The twisted aluminum of wrecked airplanes and flattened hangar buildings is scattered across Weedon Field Airport in Eufaula, Alabama.
“It’s indescribable,” said Lacey McCall, operations manager at the Eufaula Jet Center fixed-base operator. “It’s gone. That’s about all you can say.”
Two corporate jets, a HondaJet and a Challenger, were damaged when the wind knocked down the corporate hangars where they were housed. T-hangars were leveled, and the mostly single-engine airplanes inside them were ripped apart and some were tossed hundreds of yards away.
“There are planes in trees,” McCall said. “Concrete trusses have been ripped out of the ground.”
As sometimes happens with tornadoes, however, devastated structures and unscathed ones are only a few feet apart.

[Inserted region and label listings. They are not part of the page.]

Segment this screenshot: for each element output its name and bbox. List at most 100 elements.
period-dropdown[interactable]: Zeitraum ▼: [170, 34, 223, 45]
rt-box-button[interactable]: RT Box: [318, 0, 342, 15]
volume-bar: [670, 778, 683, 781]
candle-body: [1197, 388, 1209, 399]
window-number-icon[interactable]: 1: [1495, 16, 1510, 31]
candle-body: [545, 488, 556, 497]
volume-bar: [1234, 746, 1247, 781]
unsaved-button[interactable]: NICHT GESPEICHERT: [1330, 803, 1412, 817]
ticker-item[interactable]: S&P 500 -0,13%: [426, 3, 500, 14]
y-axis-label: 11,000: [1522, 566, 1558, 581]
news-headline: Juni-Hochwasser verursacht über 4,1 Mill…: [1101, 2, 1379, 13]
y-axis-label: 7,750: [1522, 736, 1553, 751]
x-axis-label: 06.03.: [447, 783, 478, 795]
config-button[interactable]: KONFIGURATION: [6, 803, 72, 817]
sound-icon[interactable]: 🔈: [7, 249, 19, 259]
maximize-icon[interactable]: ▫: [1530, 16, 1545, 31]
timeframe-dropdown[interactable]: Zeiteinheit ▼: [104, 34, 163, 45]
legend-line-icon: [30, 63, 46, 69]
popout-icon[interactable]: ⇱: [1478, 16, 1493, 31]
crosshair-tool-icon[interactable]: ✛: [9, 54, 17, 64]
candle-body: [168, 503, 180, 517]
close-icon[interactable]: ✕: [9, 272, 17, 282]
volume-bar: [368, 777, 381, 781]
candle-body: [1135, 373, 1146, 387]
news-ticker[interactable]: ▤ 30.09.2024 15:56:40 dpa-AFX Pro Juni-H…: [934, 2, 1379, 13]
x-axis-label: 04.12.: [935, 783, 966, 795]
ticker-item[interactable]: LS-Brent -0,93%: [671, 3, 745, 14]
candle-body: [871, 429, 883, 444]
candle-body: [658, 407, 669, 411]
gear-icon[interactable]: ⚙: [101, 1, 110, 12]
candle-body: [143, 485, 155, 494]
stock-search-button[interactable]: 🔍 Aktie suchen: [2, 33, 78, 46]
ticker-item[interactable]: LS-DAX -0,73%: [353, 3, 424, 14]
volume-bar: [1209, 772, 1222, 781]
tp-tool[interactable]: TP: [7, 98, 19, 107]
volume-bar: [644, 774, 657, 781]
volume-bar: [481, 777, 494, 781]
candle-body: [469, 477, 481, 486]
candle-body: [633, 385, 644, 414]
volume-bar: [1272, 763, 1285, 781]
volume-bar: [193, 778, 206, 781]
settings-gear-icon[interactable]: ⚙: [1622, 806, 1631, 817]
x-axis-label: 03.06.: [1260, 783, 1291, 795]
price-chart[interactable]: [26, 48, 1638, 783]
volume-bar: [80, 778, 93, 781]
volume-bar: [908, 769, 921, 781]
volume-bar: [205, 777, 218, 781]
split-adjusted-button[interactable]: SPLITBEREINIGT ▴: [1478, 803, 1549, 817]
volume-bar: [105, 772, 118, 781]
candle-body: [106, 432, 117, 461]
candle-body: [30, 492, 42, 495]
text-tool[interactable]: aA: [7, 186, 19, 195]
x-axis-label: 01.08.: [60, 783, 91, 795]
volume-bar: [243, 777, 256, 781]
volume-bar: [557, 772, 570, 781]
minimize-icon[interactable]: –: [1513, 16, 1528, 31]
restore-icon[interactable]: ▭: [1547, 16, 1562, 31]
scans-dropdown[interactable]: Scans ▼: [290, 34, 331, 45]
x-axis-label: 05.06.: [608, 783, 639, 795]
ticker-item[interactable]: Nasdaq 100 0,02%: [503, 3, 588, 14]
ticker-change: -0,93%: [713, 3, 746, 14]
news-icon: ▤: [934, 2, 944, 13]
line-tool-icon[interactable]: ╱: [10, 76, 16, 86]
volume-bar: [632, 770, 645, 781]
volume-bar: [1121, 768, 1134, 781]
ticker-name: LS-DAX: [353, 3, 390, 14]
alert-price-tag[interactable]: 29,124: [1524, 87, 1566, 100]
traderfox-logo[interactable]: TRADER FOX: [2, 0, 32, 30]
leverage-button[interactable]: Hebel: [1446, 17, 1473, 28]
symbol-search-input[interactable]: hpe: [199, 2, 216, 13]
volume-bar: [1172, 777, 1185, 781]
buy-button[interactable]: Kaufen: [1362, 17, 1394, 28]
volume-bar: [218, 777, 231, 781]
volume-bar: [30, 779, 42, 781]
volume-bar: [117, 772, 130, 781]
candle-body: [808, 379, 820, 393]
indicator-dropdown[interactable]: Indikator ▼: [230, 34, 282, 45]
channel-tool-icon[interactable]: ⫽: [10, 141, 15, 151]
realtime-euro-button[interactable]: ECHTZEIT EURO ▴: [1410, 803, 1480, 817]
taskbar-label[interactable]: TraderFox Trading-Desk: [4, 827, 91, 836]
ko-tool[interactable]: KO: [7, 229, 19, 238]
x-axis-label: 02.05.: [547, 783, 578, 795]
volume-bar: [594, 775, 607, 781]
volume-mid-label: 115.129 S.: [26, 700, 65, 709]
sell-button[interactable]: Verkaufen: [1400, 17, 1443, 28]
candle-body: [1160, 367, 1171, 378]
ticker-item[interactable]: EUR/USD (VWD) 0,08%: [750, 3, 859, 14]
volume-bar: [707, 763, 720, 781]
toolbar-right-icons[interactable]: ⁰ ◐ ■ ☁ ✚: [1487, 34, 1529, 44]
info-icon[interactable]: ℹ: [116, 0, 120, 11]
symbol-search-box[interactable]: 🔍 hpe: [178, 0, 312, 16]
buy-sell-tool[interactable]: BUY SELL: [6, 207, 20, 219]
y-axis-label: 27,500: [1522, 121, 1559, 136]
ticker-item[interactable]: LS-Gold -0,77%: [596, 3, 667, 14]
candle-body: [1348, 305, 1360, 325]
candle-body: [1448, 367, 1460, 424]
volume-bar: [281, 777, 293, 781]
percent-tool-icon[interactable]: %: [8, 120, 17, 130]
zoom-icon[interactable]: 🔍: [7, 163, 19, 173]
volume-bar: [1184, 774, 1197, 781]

The Eufaula Jet Center, the airport fuel farm, and Sam’s Kitchen and Grill, the airport restaurant, all were spared. The airport’s 5,000-foot runway also was undamaged.
McCall said city officials already are making plans to rebuild the smashed hangars.
“Sometimes you’ve got to knock something down to rebuild it stronger,” she said. “We’re a tight-knit community. The city loves this airport. We’re going to stay up and operational—and we’ll rebuild better than ever.”